FactChecking Biden’s CNN Town Hall
by Robert Farley
Feb 28, 2020
9 minutes
Former Vice President Joe Biden made a series of false and misleading statements on guns and crime during a CNN town hall in Charleston, South Carolina, on Feb. 26:
- Biden inflated support among gun owners and National Rifle Association members to ban so-called assault weapons and high-capacity magazines. Biden put the figure at 58%, though polls show support among gun owners below 50% and much less among NRA members.
- He wrongly claimed that Sen. Bernie Sanders, after losing his initial bid for a House seat in 1998, “didn’t talk about the assault weapons ban” when he ran again and won two years later.
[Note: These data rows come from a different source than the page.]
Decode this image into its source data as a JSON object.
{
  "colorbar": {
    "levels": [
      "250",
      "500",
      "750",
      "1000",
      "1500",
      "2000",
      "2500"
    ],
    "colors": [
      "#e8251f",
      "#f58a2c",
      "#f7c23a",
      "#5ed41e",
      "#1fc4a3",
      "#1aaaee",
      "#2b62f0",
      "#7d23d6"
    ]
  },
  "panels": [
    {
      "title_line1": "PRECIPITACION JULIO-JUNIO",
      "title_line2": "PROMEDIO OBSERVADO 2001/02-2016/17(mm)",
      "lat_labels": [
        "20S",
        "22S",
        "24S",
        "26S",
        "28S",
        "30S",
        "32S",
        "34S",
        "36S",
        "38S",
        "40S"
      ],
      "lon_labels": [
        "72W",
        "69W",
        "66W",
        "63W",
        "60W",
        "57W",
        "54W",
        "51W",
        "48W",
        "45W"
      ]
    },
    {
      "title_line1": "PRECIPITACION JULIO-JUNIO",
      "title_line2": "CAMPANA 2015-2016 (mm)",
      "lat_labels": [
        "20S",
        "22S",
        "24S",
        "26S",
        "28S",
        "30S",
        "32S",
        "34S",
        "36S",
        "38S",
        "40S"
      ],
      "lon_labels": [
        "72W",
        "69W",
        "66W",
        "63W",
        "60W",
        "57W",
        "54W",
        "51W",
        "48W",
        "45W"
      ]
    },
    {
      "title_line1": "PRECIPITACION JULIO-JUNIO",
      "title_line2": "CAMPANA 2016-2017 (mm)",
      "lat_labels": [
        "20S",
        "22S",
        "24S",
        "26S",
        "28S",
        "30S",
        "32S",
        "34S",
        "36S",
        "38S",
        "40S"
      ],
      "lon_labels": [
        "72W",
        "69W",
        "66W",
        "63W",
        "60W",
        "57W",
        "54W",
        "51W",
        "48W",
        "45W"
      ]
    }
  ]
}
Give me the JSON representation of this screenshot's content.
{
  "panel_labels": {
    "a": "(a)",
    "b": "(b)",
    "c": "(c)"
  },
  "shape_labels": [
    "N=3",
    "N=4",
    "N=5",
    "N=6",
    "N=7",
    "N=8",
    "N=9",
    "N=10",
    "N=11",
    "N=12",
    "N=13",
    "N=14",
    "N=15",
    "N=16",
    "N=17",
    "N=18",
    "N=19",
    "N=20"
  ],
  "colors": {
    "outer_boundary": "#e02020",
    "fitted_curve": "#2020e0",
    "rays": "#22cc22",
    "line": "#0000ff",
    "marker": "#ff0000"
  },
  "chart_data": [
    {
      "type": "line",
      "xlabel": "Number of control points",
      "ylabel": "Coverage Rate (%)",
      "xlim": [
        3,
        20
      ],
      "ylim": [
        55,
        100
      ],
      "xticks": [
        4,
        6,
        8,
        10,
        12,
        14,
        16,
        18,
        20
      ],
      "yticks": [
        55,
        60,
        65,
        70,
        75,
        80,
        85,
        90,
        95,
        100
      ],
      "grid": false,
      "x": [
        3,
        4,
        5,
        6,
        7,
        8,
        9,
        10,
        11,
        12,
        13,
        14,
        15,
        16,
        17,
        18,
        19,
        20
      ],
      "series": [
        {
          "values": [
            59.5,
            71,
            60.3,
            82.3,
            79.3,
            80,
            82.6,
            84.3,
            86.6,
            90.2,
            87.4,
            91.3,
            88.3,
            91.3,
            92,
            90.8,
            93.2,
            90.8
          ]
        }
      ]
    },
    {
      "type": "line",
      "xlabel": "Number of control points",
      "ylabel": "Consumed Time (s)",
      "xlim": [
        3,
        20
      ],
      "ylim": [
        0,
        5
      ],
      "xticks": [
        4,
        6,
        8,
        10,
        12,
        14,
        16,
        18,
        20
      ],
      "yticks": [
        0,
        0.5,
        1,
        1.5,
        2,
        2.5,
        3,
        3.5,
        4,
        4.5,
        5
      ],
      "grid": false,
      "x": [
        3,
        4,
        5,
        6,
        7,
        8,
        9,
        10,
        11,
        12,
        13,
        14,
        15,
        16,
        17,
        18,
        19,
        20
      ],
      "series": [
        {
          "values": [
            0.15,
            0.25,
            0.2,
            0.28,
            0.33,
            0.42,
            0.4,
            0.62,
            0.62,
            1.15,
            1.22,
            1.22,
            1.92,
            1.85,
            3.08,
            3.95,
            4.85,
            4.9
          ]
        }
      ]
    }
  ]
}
Sanders expressed support for an assault weapons ban in both campaigns.
- Biden said the 1994 crime bill that he sponsored “did not put more people in jail.” Experts say the bill often gets too much blame for a mass incarceration trend that began two decades prior to the bill passing, but they also say some of the provisions in the bill exacerbated the trend.
- The Democratic presidential candidate misleadingly said the crime bill “had money for state prisons, which I opposed.” In fact, Biden did support $6 billion in funding for state prison construction, but not the $10 billion that was part of the final bill.
- Biden downplayed the impact of the crime bill on incarceration by noting that “92 percent of every single prisoner is behind a bar in a state, a local, or a county prison, not in a federal prison.” But the federal law also affected state and local prisons as well.
- He claimed that his 1994 crime bill “cut the violent crime rate in half.” Government and independent experts say the law had a modest effect, citing other factors such as improved economic conditions and changing demographics.